The purpose of many multi-country studies is to help brand managers tailor their marketing strategies to the unique conditions of local markets. This requires the researcher to design and field survey instruments that yield consistent and comparable measurements of behavior and attitudes across markets. Properly done, the process will account for varying local conditions, and may even yield valuable market intelligence about a country. The following are some issues to consider in fielding a study in multiple countries and languages.
Some questions are impossible to ask. Different cultures may find it difficult or even impossible to relate to some concepts. This is illustrated by a company that wanted to test awareness of canned frosting in a multi-country study. Well known in the West, canned frosting is virtually unheard of in mainland China, where baking cakes is rare. Moreover, in China, the word “cake” implies a food not exclusively associated with dessert. While it is technically possible to translate the words, they make little sense to Chinese consumers. Ultimately, this product was dropped from the Chinese language translations. But this issue resulted in a useful piece of market intelligence for management.
Some questions are inappropriate to ask. Another caveat is that in different parts of the world certain topics (often of a political or social nature) are considered taboo altogether. For example, questions on gambling, sexuality or finances can be problematic in many cultures. Host governments in certain countries may be offended by topics that are viewed as critical of the regime or society.
It is key to maintain a constructive dialog with the local field center. Local overseas field offices are the researcher’s eyes and ears on the ground. A good working relationship with competent professionals can spot significant translation and cultural anomalies early on in the process. We also need to be sensitive in how we manage those relationships. If we make research colleagues in other countries feel defensive, especially if they are culturally inclined to hide bad news, they will withhold their concerns, causing more serious problems later. Our client’s local office may also be able to provide valuable input. In the cake frosting example, the researcher in China raised the issue, but the local office helped dispel skepticism by headquarters staff.

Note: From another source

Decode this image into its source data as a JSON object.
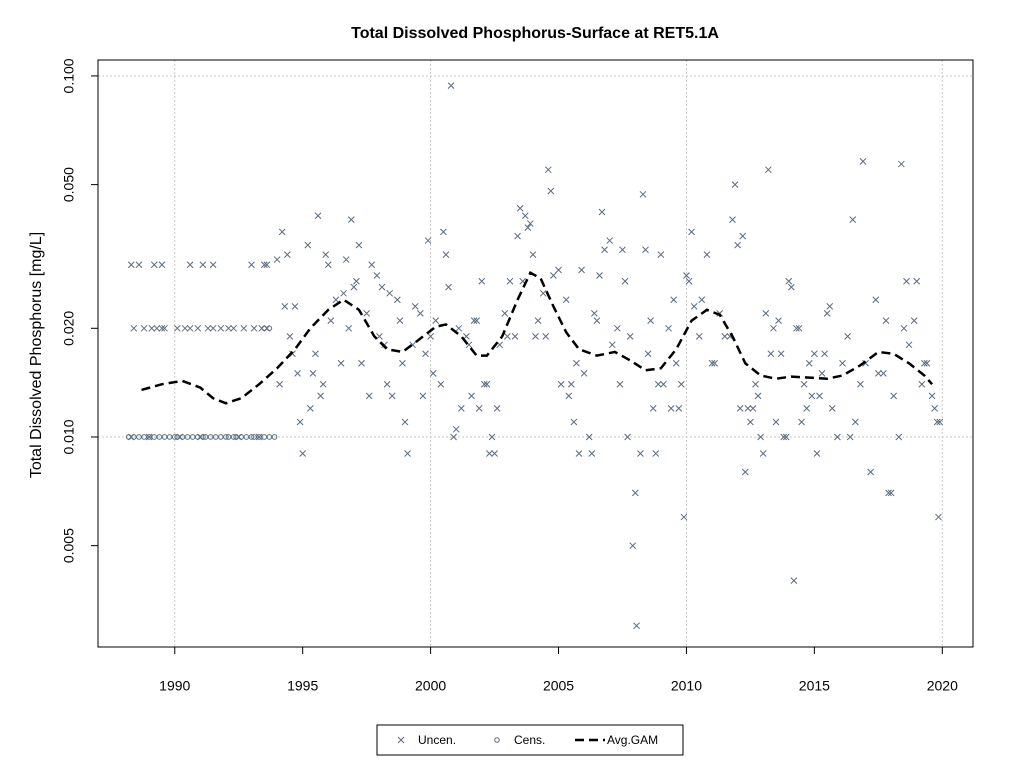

Proper translation is the backbone of a successful multilingual survey. A proofread of the original translation by a qualified native speaker in the country can prove to be an important investment in quality. In the cake frosting example, the standard verification method would not have been sufficient – to have “back-translated” (that is, re-translate the Chinese characters back to English to see if the word and spirit match the English original), the mistaken canned frosting phrase might easily have passed the English test. Yet we would have been blind to the fact that it failed the test in Chinese.
Proofreading also lends greater integrity to other parts of the translated survey such as scales and instructions. For example, the term “strongly agree” would translate literally between Spanish and English, but would be awkward in Spanish.
As a provider of global research, our job goes beyond designing studies and analyzing the results. We also need to guide our clients how to adapt to diverse cultures and languages, and offer extra learning that comes out of that process.